Он обернулся к ней. На его лице снова была та самая, знакомая, ледяная маска цинизма и отстранённости. Но теперь она выглядела хрупкой, как тонкий лёд над бездной.

— Теперь, мисс Хоторн, вы удовлетворили своё любопытство? Раскопали грязное бельё прошлого, нашли «объяснение»? Поздравляю. Надеюсь, это принесло вам утешение. А теперь… — он сделал резкий жест рукой в сторону двери, — убирайтесь. Из библиотеки. Из моего взгляд. Я устал от этого спектакля. От твоих попыток натянуть ярлык «исправимой трагедии» на то, что является просто… вечной, скучной, неизменной реальностью. Убирайтесь.

Элис сидела, ошеломлённая, сжав в руках дневник. Его слова били больнее, чем во время их прошлой ссоры. Потому что сейчас она понимала, откуда они шли. Из самого глубокого, самого тёмного страха. Он был как дикое животное, которое, просидев всю жизнь в клетке, боится выйти на волю, даже если дверь открыта.

Она медленно встала.
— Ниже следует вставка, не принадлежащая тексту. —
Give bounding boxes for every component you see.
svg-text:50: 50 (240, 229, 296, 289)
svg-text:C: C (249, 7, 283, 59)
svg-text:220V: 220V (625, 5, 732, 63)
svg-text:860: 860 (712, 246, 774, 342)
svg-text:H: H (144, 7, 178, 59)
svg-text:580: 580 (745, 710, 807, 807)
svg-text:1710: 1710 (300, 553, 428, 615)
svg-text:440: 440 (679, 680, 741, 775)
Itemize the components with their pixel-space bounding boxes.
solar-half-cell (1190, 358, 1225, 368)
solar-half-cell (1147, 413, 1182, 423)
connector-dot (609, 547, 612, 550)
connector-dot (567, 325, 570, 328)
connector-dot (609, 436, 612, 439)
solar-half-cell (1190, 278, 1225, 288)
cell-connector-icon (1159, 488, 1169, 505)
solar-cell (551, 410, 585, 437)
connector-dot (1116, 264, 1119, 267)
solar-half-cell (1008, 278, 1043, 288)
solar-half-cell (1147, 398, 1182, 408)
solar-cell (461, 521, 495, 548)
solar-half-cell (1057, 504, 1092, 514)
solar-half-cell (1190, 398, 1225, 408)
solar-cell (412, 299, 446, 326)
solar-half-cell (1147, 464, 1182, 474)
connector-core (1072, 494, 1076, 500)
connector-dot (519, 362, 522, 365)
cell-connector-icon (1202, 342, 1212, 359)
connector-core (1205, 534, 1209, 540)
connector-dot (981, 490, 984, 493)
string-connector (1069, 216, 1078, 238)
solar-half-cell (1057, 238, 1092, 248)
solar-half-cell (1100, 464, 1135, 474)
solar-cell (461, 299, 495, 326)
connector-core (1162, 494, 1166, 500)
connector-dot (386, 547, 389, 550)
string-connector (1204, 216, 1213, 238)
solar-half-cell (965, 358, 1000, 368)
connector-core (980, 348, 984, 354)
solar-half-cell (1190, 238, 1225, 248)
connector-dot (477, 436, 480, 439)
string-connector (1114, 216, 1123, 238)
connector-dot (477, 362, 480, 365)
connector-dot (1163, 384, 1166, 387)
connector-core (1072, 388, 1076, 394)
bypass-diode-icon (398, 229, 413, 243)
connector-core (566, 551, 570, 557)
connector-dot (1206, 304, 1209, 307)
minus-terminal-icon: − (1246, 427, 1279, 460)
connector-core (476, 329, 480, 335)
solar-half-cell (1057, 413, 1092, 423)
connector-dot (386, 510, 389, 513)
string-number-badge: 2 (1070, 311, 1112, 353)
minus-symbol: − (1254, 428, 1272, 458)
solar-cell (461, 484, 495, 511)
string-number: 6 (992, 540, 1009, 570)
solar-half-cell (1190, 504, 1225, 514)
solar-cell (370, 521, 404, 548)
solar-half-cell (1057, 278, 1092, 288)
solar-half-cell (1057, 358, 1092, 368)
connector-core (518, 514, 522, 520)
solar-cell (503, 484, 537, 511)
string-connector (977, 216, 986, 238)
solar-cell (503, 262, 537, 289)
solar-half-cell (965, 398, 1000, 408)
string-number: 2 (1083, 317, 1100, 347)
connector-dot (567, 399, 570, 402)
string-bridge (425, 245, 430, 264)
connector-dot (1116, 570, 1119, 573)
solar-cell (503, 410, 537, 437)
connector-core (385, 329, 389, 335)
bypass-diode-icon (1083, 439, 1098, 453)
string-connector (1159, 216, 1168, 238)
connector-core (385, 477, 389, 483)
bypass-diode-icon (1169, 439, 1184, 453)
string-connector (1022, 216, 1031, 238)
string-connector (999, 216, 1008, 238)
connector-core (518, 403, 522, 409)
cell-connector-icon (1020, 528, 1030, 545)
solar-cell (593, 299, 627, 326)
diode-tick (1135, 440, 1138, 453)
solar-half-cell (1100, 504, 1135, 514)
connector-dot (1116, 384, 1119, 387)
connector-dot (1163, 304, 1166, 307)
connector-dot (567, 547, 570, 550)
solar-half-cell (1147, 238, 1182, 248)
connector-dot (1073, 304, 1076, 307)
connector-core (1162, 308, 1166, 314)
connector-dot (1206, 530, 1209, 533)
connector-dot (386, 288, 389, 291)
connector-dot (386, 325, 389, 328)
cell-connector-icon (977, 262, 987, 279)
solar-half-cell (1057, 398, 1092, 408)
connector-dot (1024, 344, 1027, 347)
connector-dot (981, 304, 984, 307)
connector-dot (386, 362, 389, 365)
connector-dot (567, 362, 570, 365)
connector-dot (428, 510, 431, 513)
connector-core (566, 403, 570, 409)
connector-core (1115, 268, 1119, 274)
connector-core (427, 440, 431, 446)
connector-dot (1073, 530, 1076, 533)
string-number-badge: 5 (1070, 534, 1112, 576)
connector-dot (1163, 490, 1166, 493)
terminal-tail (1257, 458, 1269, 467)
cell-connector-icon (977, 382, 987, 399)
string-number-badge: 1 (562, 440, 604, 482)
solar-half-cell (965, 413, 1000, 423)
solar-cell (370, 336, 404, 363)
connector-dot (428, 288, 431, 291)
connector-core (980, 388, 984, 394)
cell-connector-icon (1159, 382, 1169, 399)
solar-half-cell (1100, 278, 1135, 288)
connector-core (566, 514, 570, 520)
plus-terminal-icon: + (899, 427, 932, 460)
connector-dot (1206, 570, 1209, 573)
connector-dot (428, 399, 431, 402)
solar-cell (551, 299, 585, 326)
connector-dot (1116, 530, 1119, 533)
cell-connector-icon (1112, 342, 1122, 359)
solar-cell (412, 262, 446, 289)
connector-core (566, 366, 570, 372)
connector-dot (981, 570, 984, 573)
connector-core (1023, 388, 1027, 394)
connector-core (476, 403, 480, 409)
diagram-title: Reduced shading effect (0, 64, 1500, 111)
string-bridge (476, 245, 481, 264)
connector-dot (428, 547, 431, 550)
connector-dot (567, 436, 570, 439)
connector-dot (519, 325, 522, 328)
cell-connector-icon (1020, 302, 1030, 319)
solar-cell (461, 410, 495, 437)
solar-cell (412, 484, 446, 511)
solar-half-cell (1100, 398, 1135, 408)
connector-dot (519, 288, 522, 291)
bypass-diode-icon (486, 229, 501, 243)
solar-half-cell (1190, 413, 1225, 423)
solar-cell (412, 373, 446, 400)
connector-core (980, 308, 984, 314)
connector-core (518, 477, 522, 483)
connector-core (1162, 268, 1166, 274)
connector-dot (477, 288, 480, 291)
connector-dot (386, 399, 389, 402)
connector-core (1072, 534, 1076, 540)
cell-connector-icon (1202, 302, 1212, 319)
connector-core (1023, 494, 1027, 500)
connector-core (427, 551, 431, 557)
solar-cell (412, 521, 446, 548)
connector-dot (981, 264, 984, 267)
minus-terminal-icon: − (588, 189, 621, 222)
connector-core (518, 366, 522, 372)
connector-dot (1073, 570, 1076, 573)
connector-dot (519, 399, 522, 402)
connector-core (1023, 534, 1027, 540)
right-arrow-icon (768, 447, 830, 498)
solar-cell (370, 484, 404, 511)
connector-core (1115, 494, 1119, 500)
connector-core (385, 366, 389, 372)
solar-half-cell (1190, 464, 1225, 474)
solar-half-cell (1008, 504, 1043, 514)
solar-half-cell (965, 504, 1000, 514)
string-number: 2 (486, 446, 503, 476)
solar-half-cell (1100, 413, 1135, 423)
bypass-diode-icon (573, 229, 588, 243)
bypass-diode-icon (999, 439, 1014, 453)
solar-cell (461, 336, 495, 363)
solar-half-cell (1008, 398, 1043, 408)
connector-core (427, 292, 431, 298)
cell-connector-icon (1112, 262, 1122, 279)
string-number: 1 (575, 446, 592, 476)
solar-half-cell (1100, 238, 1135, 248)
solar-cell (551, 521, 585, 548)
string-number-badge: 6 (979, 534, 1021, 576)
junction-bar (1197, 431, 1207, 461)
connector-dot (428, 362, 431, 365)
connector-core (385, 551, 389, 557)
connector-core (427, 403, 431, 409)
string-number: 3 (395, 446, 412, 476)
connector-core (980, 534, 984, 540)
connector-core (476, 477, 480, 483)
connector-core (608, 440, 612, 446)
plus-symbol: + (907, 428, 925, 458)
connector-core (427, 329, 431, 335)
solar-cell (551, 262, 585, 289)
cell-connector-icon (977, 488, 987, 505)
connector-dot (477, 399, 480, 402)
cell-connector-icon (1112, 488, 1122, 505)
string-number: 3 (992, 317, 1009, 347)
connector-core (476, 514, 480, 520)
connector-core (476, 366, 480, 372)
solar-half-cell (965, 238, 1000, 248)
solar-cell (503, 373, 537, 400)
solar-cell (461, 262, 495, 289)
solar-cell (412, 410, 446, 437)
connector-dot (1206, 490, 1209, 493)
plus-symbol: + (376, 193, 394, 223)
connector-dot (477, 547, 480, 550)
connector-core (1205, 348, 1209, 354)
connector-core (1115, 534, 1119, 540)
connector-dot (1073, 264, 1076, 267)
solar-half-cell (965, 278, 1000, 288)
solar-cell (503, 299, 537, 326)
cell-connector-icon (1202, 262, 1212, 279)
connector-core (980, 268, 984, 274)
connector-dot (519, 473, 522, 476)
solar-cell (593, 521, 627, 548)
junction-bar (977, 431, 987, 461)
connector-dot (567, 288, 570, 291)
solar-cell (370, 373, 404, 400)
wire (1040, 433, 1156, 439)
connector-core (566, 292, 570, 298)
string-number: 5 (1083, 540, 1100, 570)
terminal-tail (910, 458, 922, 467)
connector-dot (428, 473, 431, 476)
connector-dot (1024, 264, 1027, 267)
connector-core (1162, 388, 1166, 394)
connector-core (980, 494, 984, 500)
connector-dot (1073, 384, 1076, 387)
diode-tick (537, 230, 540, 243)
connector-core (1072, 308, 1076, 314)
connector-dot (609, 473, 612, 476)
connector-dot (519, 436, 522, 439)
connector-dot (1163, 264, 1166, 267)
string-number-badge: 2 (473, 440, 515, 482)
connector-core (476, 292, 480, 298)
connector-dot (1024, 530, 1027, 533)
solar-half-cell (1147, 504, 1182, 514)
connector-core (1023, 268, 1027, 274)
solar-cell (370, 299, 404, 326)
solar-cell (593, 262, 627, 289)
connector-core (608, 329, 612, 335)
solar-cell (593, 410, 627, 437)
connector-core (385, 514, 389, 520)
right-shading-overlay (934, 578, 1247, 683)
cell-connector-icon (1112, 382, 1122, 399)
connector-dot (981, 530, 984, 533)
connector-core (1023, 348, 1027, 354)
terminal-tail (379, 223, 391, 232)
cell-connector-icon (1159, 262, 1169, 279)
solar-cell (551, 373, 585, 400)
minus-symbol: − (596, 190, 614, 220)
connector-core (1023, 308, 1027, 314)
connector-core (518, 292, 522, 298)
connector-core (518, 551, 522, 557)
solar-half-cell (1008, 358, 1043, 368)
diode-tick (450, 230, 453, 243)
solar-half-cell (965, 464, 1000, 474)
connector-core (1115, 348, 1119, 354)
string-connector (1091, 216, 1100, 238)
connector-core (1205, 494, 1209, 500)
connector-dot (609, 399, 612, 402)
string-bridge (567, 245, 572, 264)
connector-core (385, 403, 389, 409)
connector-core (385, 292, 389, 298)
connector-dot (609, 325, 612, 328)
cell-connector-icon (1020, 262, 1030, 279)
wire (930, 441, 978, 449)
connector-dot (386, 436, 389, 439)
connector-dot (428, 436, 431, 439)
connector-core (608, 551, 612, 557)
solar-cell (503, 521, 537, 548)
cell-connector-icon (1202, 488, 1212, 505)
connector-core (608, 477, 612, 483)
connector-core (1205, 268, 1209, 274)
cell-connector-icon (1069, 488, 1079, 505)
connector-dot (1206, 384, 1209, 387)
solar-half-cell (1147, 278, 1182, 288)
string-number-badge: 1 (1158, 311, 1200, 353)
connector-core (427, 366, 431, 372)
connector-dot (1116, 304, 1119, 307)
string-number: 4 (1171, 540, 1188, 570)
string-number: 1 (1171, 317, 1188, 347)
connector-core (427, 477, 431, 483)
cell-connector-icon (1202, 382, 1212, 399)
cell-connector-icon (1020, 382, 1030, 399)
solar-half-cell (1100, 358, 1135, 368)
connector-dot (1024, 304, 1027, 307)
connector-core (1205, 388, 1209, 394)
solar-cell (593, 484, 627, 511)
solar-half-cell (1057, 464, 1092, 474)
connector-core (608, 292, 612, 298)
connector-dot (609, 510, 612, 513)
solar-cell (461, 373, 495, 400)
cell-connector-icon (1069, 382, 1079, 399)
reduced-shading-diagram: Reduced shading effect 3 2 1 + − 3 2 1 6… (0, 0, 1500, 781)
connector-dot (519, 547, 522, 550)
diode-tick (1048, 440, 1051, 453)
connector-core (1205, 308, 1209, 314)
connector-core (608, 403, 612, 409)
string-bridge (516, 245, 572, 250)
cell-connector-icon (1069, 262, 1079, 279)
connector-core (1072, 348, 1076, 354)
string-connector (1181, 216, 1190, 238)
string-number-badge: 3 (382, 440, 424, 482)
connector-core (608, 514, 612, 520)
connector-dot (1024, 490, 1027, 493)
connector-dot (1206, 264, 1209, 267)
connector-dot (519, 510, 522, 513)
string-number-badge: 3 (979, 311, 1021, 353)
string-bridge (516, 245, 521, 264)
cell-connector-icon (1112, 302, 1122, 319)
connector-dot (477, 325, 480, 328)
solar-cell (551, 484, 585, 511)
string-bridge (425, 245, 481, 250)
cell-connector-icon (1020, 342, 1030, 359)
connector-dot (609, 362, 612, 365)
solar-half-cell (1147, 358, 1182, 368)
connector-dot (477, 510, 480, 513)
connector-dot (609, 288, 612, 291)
Слёз не было. Была только леденящая пустота и понимание. Она нашла ключ. Но замок боялся открыться.

— Хорошо, — тихо сказала она. — Я уйду.

Она повернулась и вышла из библиотеки, плотно закрыв за собой дверь. Не для него. Для себя. Чтобы не видеть, как он стоит там, посреди комнаты, разбитый и гордый, защищая свою тюрьму как последнее, что у него осталось.

Элис не пошла в свою комнату. Она спустилась в кухню, где Людвиг молча чистил картошку. Он посмотрел на её лицо, на дневник в её руках, и ничего не спросил. Просто пододвинул стул.

— Он испугался, — констатировал Элис, садясь. Не как вопрос.

— Естественно, — ответил Людвиг, продолжая чистить. — Он боится этого больше, чем самой вечности в этих стенах. Вечность знакома. А что будет после… неизвестность. А неизвестность для того, кто знал каждый камень в этом доме триста лет, — самое страшное, что может быть.

— Что мне делать? — прошептала Элис, глядя на потухшую плиту.

— То же, что и всегда, — сказал Людвиг, откладывая нож. — Быть невыносимо земной. Быть сквозняком. Но теперь, возможно, не таким настойчивым. Дать ему время осознать, что ключ не только в ваших руках. Он и в его. И что дверь, возможно, открывается не наружу, а… внутрь. В него самого. А это самое страшное путешествие.

Элис кивнула. Она положила дневник на кухонный стол. Ключ лежал на виду. Но сила была не в нём. Сила была в желании его повернуть. А он… он предпочёл сделать вид, что ключа не существует. Что это просто кусок старого металла.

Она поднялась и пошла к выходу. На пороге обернулась.

— Людвиг?

— Да, мисс?

— Заварите ему чай. С мятой. И… не говорите, что это я просила.

Людвиг почти улыбнулся.

— Считайте, что это моя собственная, деспотичная инициатива.

Элис вышла в сад. Вечерний воздух был холодным. Она подошла к оранжерее, к тому месту, где они целовались. Ничего не изменилось. Разбитые стёкла, запах гнили. И память о том скрипе ворот, который так и не стал свободой.

Она посмотрела на дом. В окне библиотеки светился огонь камина. Он был там. Со своей тенью, которая была не на полу, а внутри. И теперь ей предстояла самая трудная часть: не заставить его принять её любовь. А заставить его принять возможность быть любимым. Заставить его душу «согласиться быть увиденной» во всей её трёхвековой, испуганной, язвительной, прекрасной неприглядности. Это было куда сложнее, чем сражаться с паутиной или печь булочки. Это была битва со страхом, который стал частью его личности.

И она не знала, хватит ли у неё на это сил. Но отступать было уже некуда. Она слишком далеко зашла. И слишком много увидела. В его душе. И в своей собственной.